This article lacks inline citations besides NRIS, a database which provides minimal and sometimes ambiguous information. (January 2014) (Learn how and when to remove this template message)
|Location||31 Main Street|
Klamath Falls, Oregon
|Area||0.2 acres (0.081 ha)|
|NRHP reference #||73001576|
|Added to NRHP||October 2, 1973|
The Baldwin Hotel is a historic hotel building in Klamath Falls, Oregon, in the United States. It was built in 1905 and added to the National Register of Historic Places on October 2, 1973. Originally built to be a hardware store by George Baldwin, the building was converted into a hotel in 1911 as George saw the potential profit from the railroad coming to town. He anticipated the railroad to come by the Link River, across the street from the building's location. Unfortunately for George, the railroad was instead built at the other end of Main Street, by the current Klamath County Museum. Nonetheless, the Hotel was built and operated with unique characteristics. As the site of construction was a rocky hillside, the building was constructed by carving away the basalt and creating an incredibly sturdy foundation. This hotel has almost all rooms connected in order to create the ability to rent out either one room, or an entire suite of rooms. George's thinking behind this was that people would want to be able to have an office and apartment all connected. It also was the first building to have indoor plumbing in every room, even though running water wasn't available until 1908.
This section does not cite any sources. (July 2015) (Learn how and when to remove this template message)
The Baldwin family consisted of George and Josephine Baldwin, and their children. They started a family and had their first born George, who died at the age of three. Their next child was Maud Baldwin, born in 1878, who became a prominent businesswoman and photographer. Three boys followed, Charles, William and Floyd (Zim), who became businessmen, owning and operating a mining operation, a hardware store, and an automobile dealership, respectively. George's later life found him in a senatorial seat from 1917 until his death in 1920. Leaving behind his unmarried daughter to care for her ailing mother and the hotel proved to be too much of a strain for Maud, who committed suicide in 1926. Before her death, Maud sold the hotel to a couple in 1923.
This couple, Andrew and Cordelia Moore operated the hotel until 1951 when they retired and gave the hotel to their daughter Vera Moore Jones and her husband, Mart Jones. The hotel in its later years operated as a residence hotel serving many elderly gentlemen, including Herbert Ballard, who lived in the same room of the hotel for 51 years. Ballard was an Englishman who worked as an accountant for the many (at the time) lumber companies in the area. His duration at the Baldwin made him the only resident to have lived there under all three sets of owners and he was informally adopted, spending his holidays with the Jones'. The Jones' era came to a close in 1971 due to the hotel falling into disrepair and financial problems; ultimately, the hotel was forced to close.

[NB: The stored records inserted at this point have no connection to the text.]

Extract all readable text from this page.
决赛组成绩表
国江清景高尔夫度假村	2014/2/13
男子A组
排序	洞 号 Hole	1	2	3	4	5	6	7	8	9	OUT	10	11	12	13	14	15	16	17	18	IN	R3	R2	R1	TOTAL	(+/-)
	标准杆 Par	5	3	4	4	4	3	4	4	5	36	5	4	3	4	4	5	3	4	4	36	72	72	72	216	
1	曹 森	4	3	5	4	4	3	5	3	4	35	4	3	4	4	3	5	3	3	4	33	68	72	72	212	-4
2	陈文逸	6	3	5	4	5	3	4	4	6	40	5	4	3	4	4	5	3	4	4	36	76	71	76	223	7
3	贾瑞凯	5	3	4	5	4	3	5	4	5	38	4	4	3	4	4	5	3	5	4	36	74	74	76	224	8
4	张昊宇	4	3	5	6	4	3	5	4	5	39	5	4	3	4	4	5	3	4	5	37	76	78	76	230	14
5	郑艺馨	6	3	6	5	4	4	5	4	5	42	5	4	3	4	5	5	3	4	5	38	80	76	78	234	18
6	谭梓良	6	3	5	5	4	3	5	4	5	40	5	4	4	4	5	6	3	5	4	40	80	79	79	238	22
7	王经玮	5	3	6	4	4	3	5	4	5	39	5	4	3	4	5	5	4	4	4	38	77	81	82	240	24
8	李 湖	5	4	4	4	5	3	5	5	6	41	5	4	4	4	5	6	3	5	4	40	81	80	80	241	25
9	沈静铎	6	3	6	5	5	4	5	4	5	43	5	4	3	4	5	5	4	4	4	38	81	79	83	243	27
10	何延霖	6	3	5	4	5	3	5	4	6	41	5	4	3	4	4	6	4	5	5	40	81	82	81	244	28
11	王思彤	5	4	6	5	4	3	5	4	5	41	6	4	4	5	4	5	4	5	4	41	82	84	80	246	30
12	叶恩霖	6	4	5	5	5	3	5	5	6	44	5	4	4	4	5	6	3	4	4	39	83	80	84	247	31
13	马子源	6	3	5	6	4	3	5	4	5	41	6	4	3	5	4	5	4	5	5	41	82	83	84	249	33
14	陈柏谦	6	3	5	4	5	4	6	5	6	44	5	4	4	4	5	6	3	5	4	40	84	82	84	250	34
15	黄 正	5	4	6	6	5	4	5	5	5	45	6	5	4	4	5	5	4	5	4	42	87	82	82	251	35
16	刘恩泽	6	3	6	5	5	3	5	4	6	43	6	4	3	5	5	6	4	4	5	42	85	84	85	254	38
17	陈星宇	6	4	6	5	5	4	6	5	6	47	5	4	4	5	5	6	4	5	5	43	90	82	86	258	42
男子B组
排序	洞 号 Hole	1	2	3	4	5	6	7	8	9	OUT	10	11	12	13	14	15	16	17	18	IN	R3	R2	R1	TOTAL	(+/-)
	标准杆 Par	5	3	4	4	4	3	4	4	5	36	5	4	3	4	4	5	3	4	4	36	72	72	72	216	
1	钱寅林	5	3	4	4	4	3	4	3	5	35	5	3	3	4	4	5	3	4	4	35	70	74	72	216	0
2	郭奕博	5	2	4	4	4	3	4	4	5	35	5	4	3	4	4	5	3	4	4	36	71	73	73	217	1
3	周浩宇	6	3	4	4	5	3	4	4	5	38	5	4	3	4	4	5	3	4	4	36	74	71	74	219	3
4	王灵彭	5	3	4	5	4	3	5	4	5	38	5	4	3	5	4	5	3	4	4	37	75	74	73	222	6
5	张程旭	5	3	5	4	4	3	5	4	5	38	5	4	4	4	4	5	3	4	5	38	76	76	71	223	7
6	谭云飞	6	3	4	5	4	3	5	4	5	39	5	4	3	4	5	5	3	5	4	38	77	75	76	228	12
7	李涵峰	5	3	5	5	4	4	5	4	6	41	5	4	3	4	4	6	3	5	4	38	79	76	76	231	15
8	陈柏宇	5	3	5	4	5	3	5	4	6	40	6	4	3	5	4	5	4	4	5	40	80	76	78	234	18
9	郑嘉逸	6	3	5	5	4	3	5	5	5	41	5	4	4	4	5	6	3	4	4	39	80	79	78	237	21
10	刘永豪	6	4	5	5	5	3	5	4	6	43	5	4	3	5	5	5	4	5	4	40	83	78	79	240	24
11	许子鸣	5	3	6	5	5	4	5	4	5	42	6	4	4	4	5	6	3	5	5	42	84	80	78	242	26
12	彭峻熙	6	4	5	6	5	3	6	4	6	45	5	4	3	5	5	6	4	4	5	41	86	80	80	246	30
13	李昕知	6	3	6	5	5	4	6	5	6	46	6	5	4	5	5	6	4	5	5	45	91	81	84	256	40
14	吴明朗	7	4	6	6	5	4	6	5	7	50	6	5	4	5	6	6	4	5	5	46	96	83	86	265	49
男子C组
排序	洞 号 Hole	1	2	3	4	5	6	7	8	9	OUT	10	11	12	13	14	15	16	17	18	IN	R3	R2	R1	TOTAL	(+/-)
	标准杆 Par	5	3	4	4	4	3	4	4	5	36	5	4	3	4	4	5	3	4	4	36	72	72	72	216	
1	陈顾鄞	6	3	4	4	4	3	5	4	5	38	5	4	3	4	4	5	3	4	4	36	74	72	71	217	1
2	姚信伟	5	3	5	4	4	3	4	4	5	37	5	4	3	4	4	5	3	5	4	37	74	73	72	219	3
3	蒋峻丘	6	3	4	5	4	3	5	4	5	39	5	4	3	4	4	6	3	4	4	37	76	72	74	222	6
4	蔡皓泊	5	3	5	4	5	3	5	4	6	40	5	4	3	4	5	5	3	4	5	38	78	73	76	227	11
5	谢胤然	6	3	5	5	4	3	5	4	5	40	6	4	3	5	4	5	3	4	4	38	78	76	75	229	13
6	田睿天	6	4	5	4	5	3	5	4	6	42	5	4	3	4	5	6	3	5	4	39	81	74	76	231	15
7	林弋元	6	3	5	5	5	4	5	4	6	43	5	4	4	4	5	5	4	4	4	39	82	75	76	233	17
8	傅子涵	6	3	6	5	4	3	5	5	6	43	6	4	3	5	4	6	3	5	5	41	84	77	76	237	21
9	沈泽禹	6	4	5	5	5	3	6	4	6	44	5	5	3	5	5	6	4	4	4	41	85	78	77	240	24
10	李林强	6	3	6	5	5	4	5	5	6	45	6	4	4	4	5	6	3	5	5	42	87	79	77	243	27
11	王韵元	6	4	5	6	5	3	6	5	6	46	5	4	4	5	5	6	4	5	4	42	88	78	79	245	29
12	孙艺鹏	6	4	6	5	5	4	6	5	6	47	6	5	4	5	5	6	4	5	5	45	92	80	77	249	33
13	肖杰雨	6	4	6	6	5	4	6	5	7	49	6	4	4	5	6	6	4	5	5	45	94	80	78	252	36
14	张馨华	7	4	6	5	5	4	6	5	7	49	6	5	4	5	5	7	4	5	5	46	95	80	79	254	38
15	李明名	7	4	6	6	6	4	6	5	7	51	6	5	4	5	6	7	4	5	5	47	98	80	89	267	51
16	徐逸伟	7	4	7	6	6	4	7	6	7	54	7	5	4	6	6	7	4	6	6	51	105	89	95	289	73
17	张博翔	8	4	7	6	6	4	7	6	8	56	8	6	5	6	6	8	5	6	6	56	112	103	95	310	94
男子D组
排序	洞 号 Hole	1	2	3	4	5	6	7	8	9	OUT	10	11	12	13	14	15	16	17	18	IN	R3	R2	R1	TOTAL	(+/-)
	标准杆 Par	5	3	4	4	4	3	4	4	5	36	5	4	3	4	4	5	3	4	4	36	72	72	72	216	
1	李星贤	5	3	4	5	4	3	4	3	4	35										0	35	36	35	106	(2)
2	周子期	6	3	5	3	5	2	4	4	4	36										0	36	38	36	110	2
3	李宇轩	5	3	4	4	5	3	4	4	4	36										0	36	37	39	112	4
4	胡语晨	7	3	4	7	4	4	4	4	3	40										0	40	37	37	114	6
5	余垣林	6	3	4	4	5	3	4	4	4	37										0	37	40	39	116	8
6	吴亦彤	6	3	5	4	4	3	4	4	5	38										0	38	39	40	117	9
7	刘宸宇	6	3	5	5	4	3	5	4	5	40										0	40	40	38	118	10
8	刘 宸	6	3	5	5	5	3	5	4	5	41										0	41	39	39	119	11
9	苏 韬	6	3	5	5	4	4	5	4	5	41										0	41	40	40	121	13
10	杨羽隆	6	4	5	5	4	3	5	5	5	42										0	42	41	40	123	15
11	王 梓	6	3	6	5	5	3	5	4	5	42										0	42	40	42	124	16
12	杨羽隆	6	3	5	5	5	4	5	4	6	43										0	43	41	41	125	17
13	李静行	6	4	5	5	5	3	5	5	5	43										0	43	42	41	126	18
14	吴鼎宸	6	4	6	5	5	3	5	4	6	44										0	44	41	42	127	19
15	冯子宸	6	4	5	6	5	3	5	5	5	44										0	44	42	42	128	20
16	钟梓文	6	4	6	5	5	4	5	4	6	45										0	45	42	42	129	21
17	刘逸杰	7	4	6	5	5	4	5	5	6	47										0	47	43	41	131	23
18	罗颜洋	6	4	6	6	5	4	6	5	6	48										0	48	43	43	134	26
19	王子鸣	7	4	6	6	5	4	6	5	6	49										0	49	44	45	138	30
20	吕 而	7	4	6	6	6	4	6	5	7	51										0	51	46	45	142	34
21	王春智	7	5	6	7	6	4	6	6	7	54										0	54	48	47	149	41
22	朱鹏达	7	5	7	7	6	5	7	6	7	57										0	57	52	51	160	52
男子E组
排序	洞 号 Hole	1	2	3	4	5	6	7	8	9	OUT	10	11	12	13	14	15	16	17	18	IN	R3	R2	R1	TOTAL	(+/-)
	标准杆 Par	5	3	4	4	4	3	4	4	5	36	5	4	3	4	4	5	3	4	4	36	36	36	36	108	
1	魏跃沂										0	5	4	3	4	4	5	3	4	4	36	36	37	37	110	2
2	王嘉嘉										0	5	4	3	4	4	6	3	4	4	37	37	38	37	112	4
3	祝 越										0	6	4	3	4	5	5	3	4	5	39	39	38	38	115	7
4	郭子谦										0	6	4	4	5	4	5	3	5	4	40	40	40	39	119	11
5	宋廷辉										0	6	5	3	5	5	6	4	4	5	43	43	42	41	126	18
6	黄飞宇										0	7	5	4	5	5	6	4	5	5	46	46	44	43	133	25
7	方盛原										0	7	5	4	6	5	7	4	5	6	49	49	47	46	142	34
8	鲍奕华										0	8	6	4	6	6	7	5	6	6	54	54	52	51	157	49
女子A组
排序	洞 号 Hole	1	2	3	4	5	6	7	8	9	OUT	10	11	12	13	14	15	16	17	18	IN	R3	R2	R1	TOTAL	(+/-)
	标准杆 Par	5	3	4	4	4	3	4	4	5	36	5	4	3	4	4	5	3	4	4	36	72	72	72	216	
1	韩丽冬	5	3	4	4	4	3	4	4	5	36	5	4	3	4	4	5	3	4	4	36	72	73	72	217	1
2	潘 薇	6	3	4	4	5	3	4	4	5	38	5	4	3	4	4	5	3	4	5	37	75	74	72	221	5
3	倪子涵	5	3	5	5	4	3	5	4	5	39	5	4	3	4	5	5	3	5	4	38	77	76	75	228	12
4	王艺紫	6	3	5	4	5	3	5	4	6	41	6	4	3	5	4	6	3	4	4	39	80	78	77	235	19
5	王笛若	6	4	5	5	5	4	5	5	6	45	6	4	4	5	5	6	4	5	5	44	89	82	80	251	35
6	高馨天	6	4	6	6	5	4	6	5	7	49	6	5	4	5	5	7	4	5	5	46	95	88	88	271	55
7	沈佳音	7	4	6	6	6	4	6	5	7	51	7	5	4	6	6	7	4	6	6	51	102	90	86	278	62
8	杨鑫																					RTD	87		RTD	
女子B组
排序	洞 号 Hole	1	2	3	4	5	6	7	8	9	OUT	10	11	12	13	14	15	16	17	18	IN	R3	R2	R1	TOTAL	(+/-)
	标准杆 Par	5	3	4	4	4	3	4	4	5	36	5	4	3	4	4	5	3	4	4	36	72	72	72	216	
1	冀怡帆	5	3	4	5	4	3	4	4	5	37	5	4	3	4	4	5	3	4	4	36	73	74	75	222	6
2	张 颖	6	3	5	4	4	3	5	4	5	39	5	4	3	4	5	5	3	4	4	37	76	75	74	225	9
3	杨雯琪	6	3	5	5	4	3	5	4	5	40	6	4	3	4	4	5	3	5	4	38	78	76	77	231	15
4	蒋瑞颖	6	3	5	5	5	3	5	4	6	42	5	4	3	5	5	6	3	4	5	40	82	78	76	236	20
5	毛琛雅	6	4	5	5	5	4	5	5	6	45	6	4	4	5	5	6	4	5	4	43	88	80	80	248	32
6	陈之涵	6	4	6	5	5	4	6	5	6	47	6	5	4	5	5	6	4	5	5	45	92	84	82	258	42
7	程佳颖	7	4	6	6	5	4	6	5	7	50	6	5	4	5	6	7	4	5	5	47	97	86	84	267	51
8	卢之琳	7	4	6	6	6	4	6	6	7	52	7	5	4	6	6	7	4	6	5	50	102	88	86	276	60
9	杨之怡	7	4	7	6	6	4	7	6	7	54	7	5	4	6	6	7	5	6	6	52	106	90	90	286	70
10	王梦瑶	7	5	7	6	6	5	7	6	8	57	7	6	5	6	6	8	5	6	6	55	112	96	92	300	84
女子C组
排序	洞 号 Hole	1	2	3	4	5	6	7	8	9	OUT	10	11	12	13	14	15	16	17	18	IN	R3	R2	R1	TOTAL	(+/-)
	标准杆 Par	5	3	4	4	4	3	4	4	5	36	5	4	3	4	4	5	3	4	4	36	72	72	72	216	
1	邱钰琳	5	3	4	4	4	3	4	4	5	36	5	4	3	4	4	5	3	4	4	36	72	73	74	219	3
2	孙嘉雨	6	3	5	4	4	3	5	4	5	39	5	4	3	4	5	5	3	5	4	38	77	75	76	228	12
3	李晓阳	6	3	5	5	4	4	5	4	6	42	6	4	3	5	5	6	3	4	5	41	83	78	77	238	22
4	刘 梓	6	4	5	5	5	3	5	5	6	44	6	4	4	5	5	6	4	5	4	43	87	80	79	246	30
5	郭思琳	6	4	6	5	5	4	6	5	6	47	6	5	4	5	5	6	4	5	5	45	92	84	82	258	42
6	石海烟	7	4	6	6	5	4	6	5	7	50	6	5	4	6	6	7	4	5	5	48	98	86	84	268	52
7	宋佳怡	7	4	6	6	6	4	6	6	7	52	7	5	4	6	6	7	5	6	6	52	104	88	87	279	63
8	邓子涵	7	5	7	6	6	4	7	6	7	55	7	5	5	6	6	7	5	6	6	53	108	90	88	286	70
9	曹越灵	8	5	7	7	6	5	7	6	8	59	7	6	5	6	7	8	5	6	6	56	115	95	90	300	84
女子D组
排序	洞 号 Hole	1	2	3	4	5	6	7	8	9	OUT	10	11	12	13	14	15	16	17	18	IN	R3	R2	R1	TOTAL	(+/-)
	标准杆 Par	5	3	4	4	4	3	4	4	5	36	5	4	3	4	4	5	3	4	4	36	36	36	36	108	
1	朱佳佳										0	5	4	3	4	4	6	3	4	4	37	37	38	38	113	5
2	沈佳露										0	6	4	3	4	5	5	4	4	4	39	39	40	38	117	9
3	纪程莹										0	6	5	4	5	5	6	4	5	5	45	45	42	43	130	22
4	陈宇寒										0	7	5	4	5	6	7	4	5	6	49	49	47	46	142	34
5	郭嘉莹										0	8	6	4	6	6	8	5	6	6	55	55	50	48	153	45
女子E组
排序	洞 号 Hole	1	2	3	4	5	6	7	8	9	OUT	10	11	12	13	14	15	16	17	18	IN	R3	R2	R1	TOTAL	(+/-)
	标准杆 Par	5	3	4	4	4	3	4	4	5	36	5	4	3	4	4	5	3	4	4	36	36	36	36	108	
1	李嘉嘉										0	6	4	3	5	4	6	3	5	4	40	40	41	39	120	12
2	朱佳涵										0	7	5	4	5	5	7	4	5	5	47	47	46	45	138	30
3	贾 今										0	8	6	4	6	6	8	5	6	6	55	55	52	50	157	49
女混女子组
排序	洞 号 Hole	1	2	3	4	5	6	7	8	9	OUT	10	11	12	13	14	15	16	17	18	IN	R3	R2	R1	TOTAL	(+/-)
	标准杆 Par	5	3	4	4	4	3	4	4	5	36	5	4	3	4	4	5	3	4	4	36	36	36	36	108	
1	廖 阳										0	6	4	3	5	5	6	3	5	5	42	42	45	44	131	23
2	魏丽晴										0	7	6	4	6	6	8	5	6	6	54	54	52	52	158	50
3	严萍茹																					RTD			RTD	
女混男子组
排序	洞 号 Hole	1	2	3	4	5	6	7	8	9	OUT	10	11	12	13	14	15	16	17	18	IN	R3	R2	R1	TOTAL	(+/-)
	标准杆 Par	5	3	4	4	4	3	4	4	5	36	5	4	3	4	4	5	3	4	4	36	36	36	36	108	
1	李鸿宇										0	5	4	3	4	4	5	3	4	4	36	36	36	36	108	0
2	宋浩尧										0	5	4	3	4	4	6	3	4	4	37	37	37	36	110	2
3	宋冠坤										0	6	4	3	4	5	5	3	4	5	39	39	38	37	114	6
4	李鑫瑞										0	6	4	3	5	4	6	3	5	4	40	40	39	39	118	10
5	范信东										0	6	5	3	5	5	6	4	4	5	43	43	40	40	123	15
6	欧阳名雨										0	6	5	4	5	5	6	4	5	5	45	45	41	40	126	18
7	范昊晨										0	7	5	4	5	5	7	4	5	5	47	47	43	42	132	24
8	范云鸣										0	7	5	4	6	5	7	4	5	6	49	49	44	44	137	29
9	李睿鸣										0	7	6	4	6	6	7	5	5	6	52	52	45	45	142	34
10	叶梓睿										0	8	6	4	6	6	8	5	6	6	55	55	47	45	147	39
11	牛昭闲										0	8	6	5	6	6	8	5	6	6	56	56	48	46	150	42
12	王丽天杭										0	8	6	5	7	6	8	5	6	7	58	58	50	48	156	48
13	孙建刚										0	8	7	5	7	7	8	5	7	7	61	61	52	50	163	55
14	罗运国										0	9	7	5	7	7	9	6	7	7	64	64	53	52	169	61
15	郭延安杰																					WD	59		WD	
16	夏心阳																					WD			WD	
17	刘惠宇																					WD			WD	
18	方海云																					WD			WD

The destruction of the hotel was imminent until a group of concerned citizens came together and forced a reconsideration for the property. This led to Klamath County buying the property and all of its contents, including the original brass beds, dressers, claw foot tubs and other items from the long history of the building and its inhabitants. The conversion was considerably helped by former County Commissioner, Nell Kuonen to whom the Museum owes its gratitude.
The hotel is now operated as a museum by Klamath County Museums, and is open from Memorial Day weekend through Labor Day weekend. One- and two-hour tours are offered, showcasing all four floors, an interesting look into the history of the building and Klamath Falls. Using its vast collection of items donated over the years, the museum is able to show a unique historical insight into many different topics, such as sporting in the great outdoors, child care, fashion, laundry, Victorian ideals, cooking, music, shopping, health care and a collection of movie theater memorabilia as owned by the Moore's and the Jones' who also operated theaters in Bly, Oregon and Dorris, California.